# Sunshine Farms Pet Food



## Coco123 (Aug 22, 2012)

I came across a pet food called Sunshine Farms. I purchased the company's Adult Formula and was quite pleased at how well my dog took to the new food. Very palatable and his coat looks great.


----------



## SaharaNight Boxers (Jun 28, 2011)

Coco123 said:


> I came across a pet food called Sunshine Farms. I purchased the company's Adult Formula and was quite pleased at how well my dog took to the new food. Very palatable and his coat looks great.
> View attachment 8239


Looks like a good food. I wish they listed the vitamins and minerals though. Something seems way off about the kcals though. Almost 4,000 kcals a cup! I don't think that makes sense.


----------



## InkedMarie (Sep 9, 2011)

That's a food I've never heard of.


----------



## fishyfishy (Jan 10, 2013)

Coco123 said:


> I came across a pet food called Sunshine Farms. I purchased the company's Adult Formula and was quite pleased at how well my dog took to the new food. Very palatable and his coat looks great.
> View attachment 8239


I just came across this pet food on the Chinese Ebay equivalent (Taobao) - the prices of it are much cheaper than other quality imported dog foods which led me to suspect that Sunshine Farm's Pet Food Company is in fact a Chinese company masquerading itself as a US one. Many Chinese companies will do this by registering a shell or PO box in a foreign country and then market themselves locally as "imported products".

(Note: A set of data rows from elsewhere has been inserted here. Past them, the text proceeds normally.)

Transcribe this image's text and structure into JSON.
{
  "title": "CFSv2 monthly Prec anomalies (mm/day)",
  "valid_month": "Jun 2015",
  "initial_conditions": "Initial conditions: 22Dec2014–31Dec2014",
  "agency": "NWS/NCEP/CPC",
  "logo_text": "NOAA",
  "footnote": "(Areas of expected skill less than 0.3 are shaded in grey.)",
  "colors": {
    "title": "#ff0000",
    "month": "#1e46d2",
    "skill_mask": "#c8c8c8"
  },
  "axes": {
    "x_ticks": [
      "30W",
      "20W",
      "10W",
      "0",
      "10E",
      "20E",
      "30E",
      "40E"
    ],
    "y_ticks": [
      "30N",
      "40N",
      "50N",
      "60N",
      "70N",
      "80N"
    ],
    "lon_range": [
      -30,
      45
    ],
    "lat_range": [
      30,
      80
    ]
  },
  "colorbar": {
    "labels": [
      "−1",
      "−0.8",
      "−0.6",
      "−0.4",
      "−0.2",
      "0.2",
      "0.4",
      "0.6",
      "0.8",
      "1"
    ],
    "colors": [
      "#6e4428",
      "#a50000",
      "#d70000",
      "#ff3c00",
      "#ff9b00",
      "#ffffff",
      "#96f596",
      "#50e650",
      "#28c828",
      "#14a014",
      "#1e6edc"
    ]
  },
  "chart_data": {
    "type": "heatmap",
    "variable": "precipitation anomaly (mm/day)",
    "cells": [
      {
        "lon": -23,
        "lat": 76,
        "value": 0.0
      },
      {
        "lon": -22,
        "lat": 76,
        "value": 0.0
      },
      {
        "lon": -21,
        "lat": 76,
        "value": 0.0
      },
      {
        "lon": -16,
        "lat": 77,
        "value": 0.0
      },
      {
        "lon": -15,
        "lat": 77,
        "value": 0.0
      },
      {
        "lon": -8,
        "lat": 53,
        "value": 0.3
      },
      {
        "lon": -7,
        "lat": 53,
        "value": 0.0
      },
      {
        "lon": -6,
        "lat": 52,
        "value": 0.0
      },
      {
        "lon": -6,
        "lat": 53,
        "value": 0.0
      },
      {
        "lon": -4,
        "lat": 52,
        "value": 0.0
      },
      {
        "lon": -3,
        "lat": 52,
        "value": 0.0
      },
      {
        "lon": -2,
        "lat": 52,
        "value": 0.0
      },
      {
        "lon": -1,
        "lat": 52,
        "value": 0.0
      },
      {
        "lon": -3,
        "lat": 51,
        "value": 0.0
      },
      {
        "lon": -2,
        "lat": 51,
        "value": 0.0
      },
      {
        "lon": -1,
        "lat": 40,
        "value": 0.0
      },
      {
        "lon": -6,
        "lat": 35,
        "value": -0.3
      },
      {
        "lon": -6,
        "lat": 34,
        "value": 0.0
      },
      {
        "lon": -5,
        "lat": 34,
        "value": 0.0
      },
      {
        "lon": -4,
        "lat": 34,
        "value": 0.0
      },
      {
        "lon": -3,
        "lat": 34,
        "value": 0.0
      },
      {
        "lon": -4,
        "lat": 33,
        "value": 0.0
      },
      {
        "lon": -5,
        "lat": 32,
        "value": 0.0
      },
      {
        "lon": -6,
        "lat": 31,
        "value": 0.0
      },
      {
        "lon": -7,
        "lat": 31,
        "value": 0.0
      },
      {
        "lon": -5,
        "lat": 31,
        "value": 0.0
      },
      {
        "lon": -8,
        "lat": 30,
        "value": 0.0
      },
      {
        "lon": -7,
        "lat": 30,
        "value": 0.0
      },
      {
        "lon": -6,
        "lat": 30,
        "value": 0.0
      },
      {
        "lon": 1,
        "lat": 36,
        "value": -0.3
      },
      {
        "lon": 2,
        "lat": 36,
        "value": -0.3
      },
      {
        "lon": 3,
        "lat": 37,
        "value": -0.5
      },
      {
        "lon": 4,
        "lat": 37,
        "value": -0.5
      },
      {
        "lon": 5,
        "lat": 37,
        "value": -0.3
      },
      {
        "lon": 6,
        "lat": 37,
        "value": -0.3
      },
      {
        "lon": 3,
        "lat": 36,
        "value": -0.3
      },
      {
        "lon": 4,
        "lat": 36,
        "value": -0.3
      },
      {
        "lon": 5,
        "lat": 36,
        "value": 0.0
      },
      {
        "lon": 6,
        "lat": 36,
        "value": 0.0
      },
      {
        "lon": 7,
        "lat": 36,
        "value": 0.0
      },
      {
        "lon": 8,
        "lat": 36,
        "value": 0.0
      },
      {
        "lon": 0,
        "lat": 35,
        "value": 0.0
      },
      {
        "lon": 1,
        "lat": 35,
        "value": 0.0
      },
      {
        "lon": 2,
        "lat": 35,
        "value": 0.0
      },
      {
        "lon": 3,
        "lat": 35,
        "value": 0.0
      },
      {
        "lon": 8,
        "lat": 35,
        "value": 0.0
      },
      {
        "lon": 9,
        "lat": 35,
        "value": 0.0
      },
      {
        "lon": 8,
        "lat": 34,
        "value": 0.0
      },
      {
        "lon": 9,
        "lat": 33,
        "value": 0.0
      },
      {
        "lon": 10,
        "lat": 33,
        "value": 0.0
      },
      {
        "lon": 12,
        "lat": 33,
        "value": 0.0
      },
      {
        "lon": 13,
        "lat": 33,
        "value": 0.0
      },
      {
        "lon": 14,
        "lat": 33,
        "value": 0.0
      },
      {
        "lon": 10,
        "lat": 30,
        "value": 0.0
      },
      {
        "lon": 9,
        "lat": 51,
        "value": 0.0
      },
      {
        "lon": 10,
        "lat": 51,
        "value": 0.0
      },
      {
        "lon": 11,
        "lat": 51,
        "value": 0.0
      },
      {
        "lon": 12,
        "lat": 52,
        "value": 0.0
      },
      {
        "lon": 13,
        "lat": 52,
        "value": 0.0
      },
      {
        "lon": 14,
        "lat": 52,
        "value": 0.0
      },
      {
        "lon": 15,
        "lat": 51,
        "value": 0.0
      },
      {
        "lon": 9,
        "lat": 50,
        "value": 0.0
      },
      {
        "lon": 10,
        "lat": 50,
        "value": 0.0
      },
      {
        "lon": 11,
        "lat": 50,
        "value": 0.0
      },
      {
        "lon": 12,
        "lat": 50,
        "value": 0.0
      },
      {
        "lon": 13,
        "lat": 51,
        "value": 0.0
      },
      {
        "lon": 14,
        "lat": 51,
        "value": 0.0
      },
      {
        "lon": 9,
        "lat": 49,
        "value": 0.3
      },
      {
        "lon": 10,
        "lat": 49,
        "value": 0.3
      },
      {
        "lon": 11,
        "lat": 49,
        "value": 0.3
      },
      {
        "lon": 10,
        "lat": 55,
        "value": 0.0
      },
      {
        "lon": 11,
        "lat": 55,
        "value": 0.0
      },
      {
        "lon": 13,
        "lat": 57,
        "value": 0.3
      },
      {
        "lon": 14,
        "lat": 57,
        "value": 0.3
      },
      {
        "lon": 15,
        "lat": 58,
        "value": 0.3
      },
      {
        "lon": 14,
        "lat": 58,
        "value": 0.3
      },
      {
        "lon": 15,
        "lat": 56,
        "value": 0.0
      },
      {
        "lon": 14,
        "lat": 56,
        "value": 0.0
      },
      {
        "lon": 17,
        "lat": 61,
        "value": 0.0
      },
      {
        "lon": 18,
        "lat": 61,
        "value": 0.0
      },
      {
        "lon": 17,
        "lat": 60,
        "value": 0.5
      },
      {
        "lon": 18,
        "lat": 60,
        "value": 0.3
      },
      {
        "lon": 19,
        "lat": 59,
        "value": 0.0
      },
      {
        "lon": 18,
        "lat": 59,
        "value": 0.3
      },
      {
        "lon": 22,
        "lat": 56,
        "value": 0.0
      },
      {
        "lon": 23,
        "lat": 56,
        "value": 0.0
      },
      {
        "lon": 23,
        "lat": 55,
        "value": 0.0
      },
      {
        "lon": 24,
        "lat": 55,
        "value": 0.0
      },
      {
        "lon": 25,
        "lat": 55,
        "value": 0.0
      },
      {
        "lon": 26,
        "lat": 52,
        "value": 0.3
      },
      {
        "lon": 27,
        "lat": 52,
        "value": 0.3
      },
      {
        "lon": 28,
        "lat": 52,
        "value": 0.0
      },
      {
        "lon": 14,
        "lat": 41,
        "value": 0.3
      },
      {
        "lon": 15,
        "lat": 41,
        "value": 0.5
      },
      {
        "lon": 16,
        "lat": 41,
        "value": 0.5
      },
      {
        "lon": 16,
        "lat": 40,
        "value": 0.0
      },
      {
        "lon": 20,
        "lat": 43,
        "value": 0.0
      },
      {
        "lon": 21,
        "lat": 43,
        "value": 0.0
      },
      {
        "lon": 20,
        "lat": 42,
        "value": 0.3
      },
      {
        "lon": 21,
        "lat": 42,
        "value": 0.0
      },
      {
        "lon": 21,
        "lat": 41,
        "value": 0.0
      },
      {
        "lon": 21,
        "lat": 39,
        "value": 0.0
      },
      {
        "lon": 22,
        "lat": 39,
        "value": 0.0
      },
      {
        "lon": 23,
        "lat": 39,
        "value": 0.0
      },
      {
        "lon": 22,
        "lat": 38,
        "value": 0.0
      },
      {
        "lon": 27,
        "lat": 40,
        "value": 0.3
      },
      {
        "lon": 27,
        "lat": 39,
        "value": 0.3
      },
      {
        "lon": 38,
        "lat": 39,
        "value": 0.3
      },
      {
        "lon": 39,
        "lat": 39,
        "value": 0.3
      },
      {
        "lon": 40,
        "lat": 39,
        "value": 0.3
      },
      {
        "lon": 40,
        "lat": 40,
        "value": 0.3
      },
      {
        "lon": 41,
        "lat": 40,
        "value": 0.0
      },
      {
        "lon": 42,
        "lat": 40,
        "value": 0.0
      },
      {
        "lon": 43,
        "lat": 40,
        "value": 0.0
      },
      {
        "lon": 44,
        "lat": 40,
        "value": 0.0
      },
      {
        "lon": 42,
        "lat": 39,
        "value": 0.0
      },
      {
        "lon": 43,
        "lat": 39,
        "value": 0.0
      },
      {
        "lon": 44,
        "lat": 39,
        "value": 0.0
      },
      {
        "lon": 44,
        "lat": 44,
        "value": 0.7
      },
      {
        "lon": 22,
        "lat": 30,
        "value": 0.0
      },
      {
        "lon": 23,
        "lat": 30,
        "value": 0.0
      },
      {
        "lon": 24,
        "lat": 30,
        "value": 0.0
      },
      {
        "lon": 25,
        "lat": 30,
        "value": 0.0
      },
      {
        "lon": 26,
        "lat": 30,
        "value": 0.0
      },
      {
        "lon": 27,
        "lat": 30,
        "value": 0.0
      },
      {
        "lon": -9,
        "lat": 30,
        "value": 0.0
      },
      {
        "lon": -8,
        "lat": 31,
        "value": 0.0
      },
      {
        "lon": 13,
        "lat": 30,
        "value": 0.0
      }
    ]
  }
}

Looking at their website, it seems more likely that this is the case since there are English and Chinese versions only. Additionally, the footer text on the English version states: 

Copyright © Sunshine Farms Pet Food Company. *Carlifornia*, U.S.A. 2012

Notice the lack of an actual US address on their website as well as the spelling of "California"...suspicious.

Finally, if you do a search for the product in Google, you will come across postings in a variety of pet forums by users with only 1 post...such as the one above. Word of mouth is indeed the best form of advertising...but not through disingenuous posts and misrepresentation. 

Not sure about the quality of the food, but I would treat with caution.


----------



## DaViking (Sep 27, 2011)

Smells 100% China to me.


----------